Separating heifers from mature cows should be done at least three weeks prior to calving. First-calf heifers decrease their daily dry matter intakes (DMI) by 17% in the three weeks prior to calving. Feeding an energy- and protein-dense diet to heifers is necessary to compensate for this reduced intake at calving.

In late gestation, the energy requirements of a mature 1,200-pound cow are relatively low (9-11 pounds total digestible nutrients or TDN per day, 2 pounds crude protein per day). As that cow grazes dormant range or low-quality forages, supplementation of 2-2.5 pounds of a 20% to 25% crude protein (CP) source would meet the cow’s maintenance demands at this stage of production.

As a mature cow enters calving and lactation, her protein and energy requirements increase. A lactating cow at peak lactation (60-80 days postpartum) has an energy demand of 15-16 pounds of TDN per day. There is a shift in the cow’s first limiting nutrient from protein to energy.

Body condition of beef cows that calve in the spring influences productivity of the herd.

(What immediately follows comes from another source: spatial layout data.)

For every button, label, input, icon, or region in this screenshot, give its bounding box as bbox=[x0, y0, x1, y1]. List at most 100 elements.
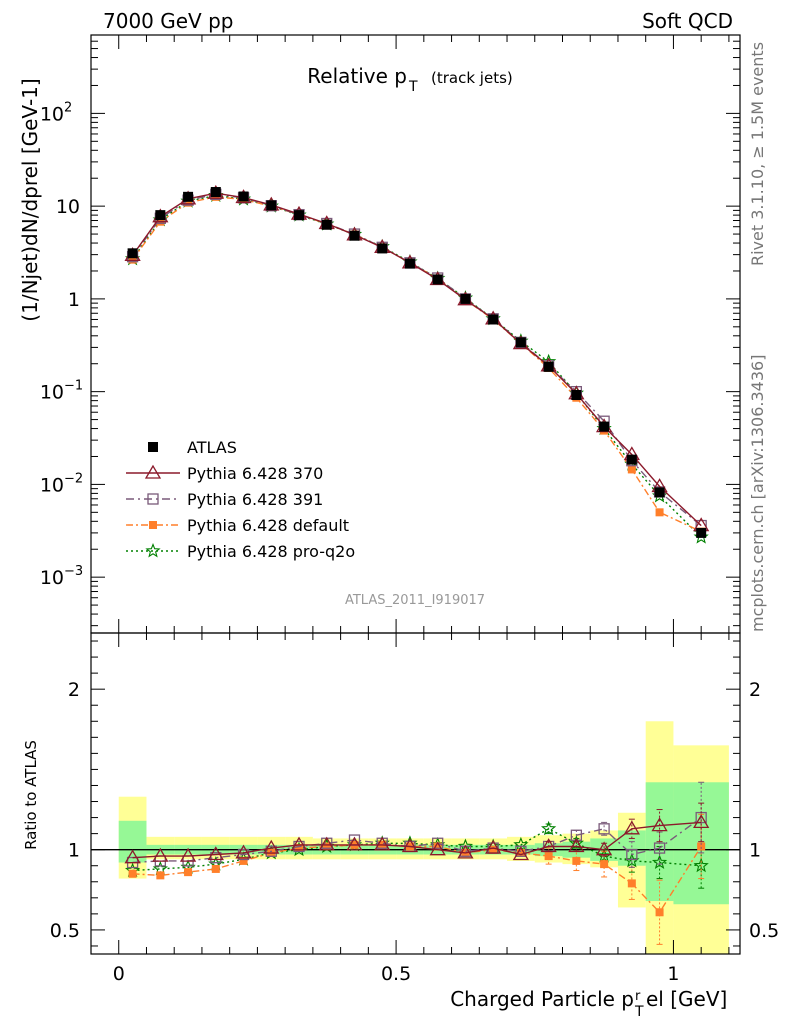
svg-text:10: 10 bbox=[56, 196, 80, 218]
ratio-point bbox=[128, 869, 137, 878]
legend-label: Pythia 6.428 default bbox=[187, 516, 349, 535]
ratio-point bbox=[623, 820, 640, 835]
ratio-point bbox=[626, 848, 638, 861]
legend-item: Pythia 6.428 370 bbox=[126, 464, 323, 483]
data-point bbox=[460, 293, 471, 304]
ratio-point bbox=[235, 844, 252, 859]
ratio-point bbox=[263, 839, 280, 854]
ratio-point bbox=[516, 848, 525, 857]
data-point bbox=[377, 243, 388, 254]
y-tick-label: 10 bbox=[56, 196, 80, 218]
ratio-series-pythia-6-428-370 bbox=[124, 802, 710, 864]
data-point bbox=[404, 258, 415, 269]
ratio-point bbox=[207, 846, 224, 861]
ratio-point bbox=[295, 844, 304, 853]
mcplots-label: mcplots.cern.ch [arXiv:1306.3436] bbox=[748, 355, 767, 632]
series-pythia-6-428-default bbox=[128, 192, 706, 536]
ratio-point bbox=[540, 838, 557, 853]
ratio-point bbox=[693, 857, 709, 873]
ratio-y-tick-label-right: 1 bbox=[749, 840, 761, 862]
legend-item: Pythia 6.428 391 bbox=[126, 490, 323, 509]
ratio-point bbox=[457, 844, 474, 859]
header-right: Soft QCD bbox=[642, 9, 733, 33]
ratio-point bbox=[653, 842, 666, 854]
ratio-point bbox=[544, 852, 553, 861]
y-tick-label: 10 2 bbox=[40, 100, 72, 125]
ratio-point bbox=[290, 836, 308, 851]
x-axis-label: Charged Particle p bbox=[450, 987, 634, 1011]
ratio-line bbox=[132, 821, 702, 859]
series-line bbox=[132, 194, 702, 538]
ratio-point bbox=[179, 847, 197, 862]
data-point bbox=[488, 314, 499, 325]
ratio-point bbox=[239, 856, 248, 865]
data-point bbox=[238, 191, 249, 202]
y-tick-label: 10 −1 bbox=[40, 379, 83, 404]
ratio-point bbox=[655, 908, 664, 917]
ratio-point bbox=[651, 817, 668, 832]
legend-marker bbox=[149, 521, 157, 529]
ratio-point bbox=[697, 842, 706, 851]
data-point bbox=[155, 210, 166, 221]
data-point bbox=[655, 508, 664, 517]
y-tick-label: 10 −2 bbox=[40, 471, 83, 496]
legend-item: Pythia 6.428 default bbox=[126, 516, 349, 535]
svg-text:−2: −2 bbox=[64, 471, 83, 486]
svg-text:10: 10 bbox=[40, 103, 64, 125]
data-point bbox=[294, 210, 305, 221]
legend-marker bbox=[147, 493, 159, 505]
band-stat bbox=[118, 820, 147, 863]
legend-item: Pythia 6.428 pro-q2o bbox=[126, 542, 355, 561]
ratio-point bbox=[598, 823, 610, 835]
x-tick-label: 0 bbox=[113, 963, 125, 985]
ratio-point bbox=[512, 846, 530, 861]
ratio-point bbox=[401, 838, 419, 853]
legend-label: Pythia 6.428 370 bbox=[187, 464, 323, 483]
data-point bbox=[127, 248, 138, 259]
x-tick-label: 0.5 bbox=[381, 963, 411, 985]
ratio-point bbox=[210, 852, 222, 864]
ratio-panel: 0.5 0.5 1 1 2 2 0 0.5 1 Ratio to ATLAS Charged P… bbox=[22, 632, 779, 1020]
data-point bbox=[571, 390, 582, 401]
data-point bbox=[654, 487, 665, 498]
data-point bbox=[515, 337, 526, 348]
svg-text:10: 10 bbox=[40, 567, 64, 589]
x-axis-label-sub: T bbox=[634, 1004, 644, 1020]
ratio-point bbox=[429, 841, 446, 856]
main-y-axis-label: (1/Njet)dN/dprel [GeV-1] bbox=[18, 78, 42, 321]
data-point bbox=[627, 465, 636, 474]
ratio-point bbox=[541, 820, 557, 836]
legend-label: ATLAS bbox=[187, 438, 237, 457]
ratio-point bbox=[596, 848, 612, 863]
svg-text:1: 1 bbox=[68, 289, 80, 311]
ratio-line bbox=[132, 817, 702, 864]
ratio-y-axis-label: Ratio to ATLAS bbox=[22, 740, 40, 850]
y-tick-label: 1 bbox=[68, 289, 80, 311]
ratio-point bbox=[374, 836, 391, 851]
x-axis-label-tail: el [GeV] bbox=[646, 987, 727, 1011]
data-point bbox=[349, 230, 360, 241]
legend-label: Pythia 6.428 391 bbox=[187, 490, 323, 509]
ratio-point bbox=[184, 868, 193, 877]
svg-text:10: 10 bbox=[40, 382, 64, 404]
ratio-point bbox=[322, 842, 331, 851]
ratio-point bbox=[485, 839, 502, 854]
legend: ATLAS Pythia 6.428 370 Pythia 6.428 391 Pyt… bbox=[126, 438, 355, 561]
rivet-label: Rivet 3.1.10, ≥ 1.5M events bbox=[748, 42, 767, 266]
ratio-point bbox=[152, 847, 169, 862]
data-point bbox=[432, 274, 443, 285]
legend-marker bbox=[145, 542, 161, 558]
chart-title-sub: T bbox=[408, 79, 418, 95]
data-point bbox=[128, 255, 137, 264]
analysis-id: ATLAS_2011_I919017 bbox=[345, 593, 485, 608]
data-point bbox=[321, 219, 332, 230]
ratio-point bbox=[265, 845, 277, 857]
data-point bbox=[696, 527, 707, 538]
ratio-point bbox=[346, 836, 363, 851]
legend-item: ATLAS bbox=[148, 438, 237, 457]
ratio-frame bbox=[90, 632, 741, 955]
ratio-point bbox=[433, 842, 442, 851]
header-left: 7000 GeV pp bbox=[103, 9, 234, 33]
ratio-y-tick-label-right: 0.5 bbox=[749, 920, 779, 942]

As body condition of a cow increases at calving for March-calving cows, the interval from calving to the first estrus, known as the postpartum anestrous interval, is reduced (see Table 1). Thin (BCS 4 or less) cows are slower to rebreed after calving compared to cows in moderate body condition.

Body condition relates to the average interval from calving to first heat after calving

As you consider the nutrition requirements of your cows and heifers, keep in mind that their requirements change depending on their stage of production. Using body condition scoring will help you evaluate the nutritional status of your herd. Keep in mind that how you manage these nutritional requirements can not only have cow effects, but also calf effects.